Residents face Games park 'tax' after 2012 - News - Evening Standard
       

Residents face Games park 'tax' after 2012

Thousands of residents and businesses will be forced to pay an Olympic "tax" to locate in the Games park, the Evening Standard has learned.

Games chiefs are planning to recoup millions of pounds by charging a premium to those who move into the 500-acre site after the 2012 Olympics.

A levy, collected typically by a housing association or managing agent, will come in the form of a maintenance charge or ground rent.

The scheme has been borrowed from cities in America, where it has become a common way of contributing to costs of municipal parks.

The plan is being considered by the London Development Agency as part of a "legacy masterplan" for the Olympic park, where it is the major landowner.

Last month it emerged a £1 billion black hole may appear in Olympics finances if property values slump in east London after the Games.

The LDA believes premium-rate ground rents would be justified considering the amenities that would be on residents' doorsteps.

As well as being amid a green space the size of Hyde Park, they will have new public transport links and stations, and will be able to use the Park's world-class sporting facilities, such as the aquatics centre. There will be 9,000 new homes in the park and 40,000 in the wider Lower Lea Valley area. Media and creative industries are expected to occupy the 1.5 million square metre Olympic media centre.

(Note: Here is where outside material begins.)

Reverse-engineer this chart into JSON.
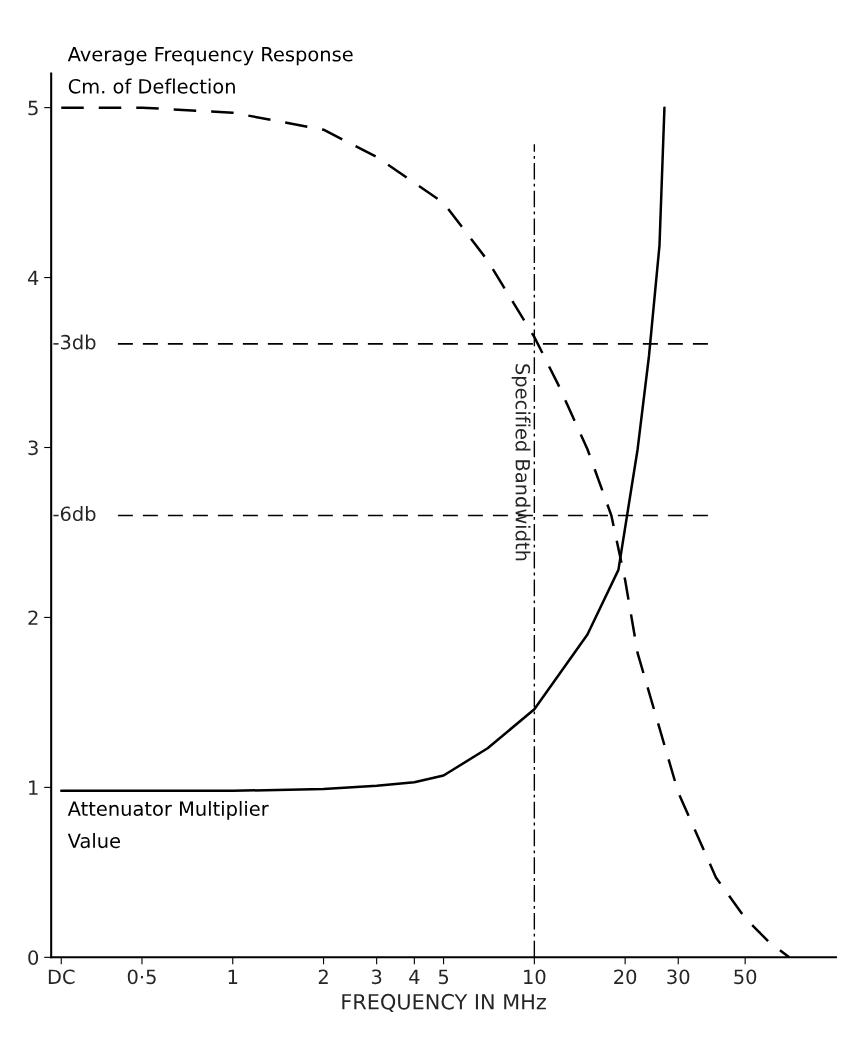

Revenues from locals would also offset feared losses from high-maintenance sports facilities such as the pool, velodrome and stadium, which have yet to secure anchor tenants.

Potential operating losses may not be fully covered by Ken Livingstone's £10 million-a-year guarantee against deficits. The LDA has closely studied the Olympic park created for the 1972 Munich Games, which like Stratford contained the main cluster of venues win a new urban park run by the city government. Even though Munich's park benefited, until recently, from having football club Bayern Munich as an anchor tenant, it suffered financial difficulties.

Gareth Blacker, the LDA's director of Olympic development, said: "There are many similarities with Munich but the difference with London is we could have considerable commercial and residential incomes which they didn't. In the worst-case scenario the sports facilities might not pay their way, but the plan would be for incomes such as ground rent to make up for this."

The LDA will gradually sell land to property developers and would not necessarily remain owner of all the sports venues. Mr Russell said: "The venues have to be commercially viable in their own right and the LDA has no ambitions to become the long-term landlord. It is difficult to say who could take over - they could have access to a variety of public funds from further or higher education or local authorities."

Next summer the LDA will submit a planning application setting out its framework for open land, schools, health facilities, infrastructure and workspace in the Olympic park. This week it appointed a team for the project: KCAP Architects & Planners, Allies and Morrison, and EDAW, which devised the 2012 bid plan.